ATHENS – Struggling Greek banks buried under a mountain of bad loans with people unable to pay because of 8 ½ years of crushing austerity measures would be able to get rid of some 42 billion euros ($47.46 billion) under a Bank of Greece scheme.
Under the proposal, Greek lenders would transfer the about half of their deferred tax claims to a special purpose vehicle, which would then sell bonds and use the proceeds to buy the bad loans from lenders, the Bloomberg financial news agency said.
“We urgently need something like a bad bank, an asset management company,” Bank of Greece Governor Yannis Stournaras said at an event in Geneva. “We’re trying now, we’re developing a plan in the Bank of Greece to use the deferred tax credit or claims of banks vis-a-vis the state. And we do that because this has been state aid that has already been approved.”

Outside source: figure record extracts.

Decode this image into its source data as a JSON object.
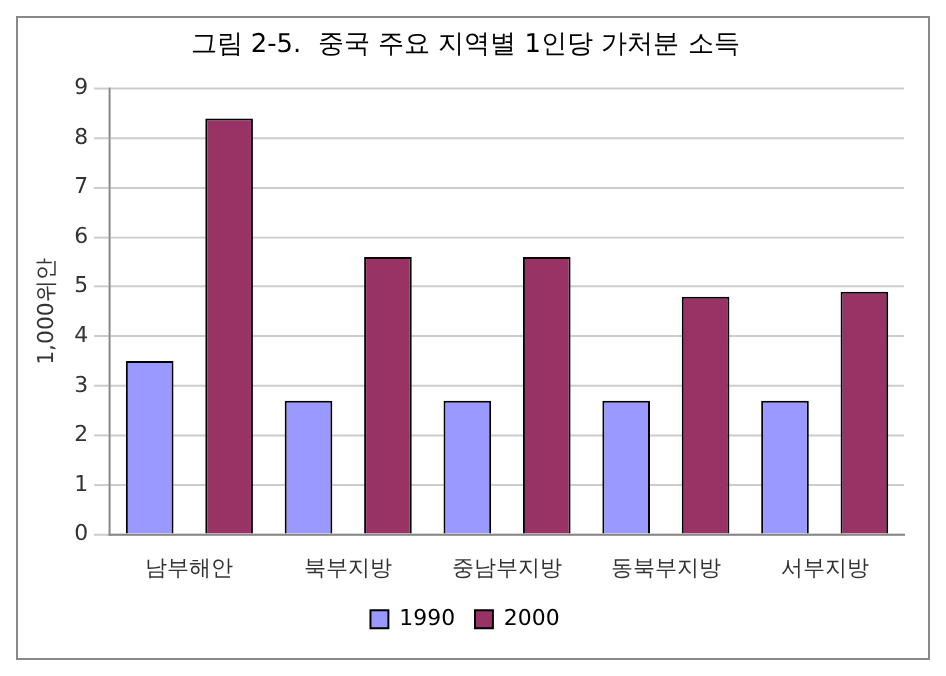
{
  "chart_data": {
    "type": "bar",
    "title": "그림 2-5.  중국 주요 지역별 1인당 가처분 소득",
    "ylabel": "1,000위안",
    "categories": [
      "남부해안",
      "북부지방",
      "중남부지방",
      "동북부지방",
      "서부지방"
    ],
    "series": [
      {
        "name": "1990",
        "color": "#9999ff",
        "values": [
          3.5,
          2.7,
          2.7,
          2.7,
          2.7
        ]
      },
      {
        "name": "2000",
        "color": "#993366",
        "values": [
          8.4,
          5.6,
          5.6,
          4.8,
          4.9
        ]
      }
    ],
    "ylim": [
      0,
      9
    ],
    "yticks": [
      0,
      1,
      2,
      3,
      4,
      5,
      6,
      7,
      8,
      9
    ],
    "grid": "y",
    "legend": "bottom"
  }
}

Prime Minister and Radical Left SYRIZA leader Alexis Tsipras, breaking yet another promise, is letting banks sell bad loans as well to vulture collectors who are harassing indebted bank clients to pay but are not going after the former ruling New Democracy and its then-partner, PASOK, which owe 250 million euros ($282.51 million) because the bank officers who approved the loans without sufficient collateral were given immunity.
Greek bank stocks have dropped by some 40 percent this year amid lingering doubts that they can deal with the growing bad debt weighing down their portfolios and as European supervisors have asked them to reduce their non-performing exposures by about 60 percent by the end of 2021.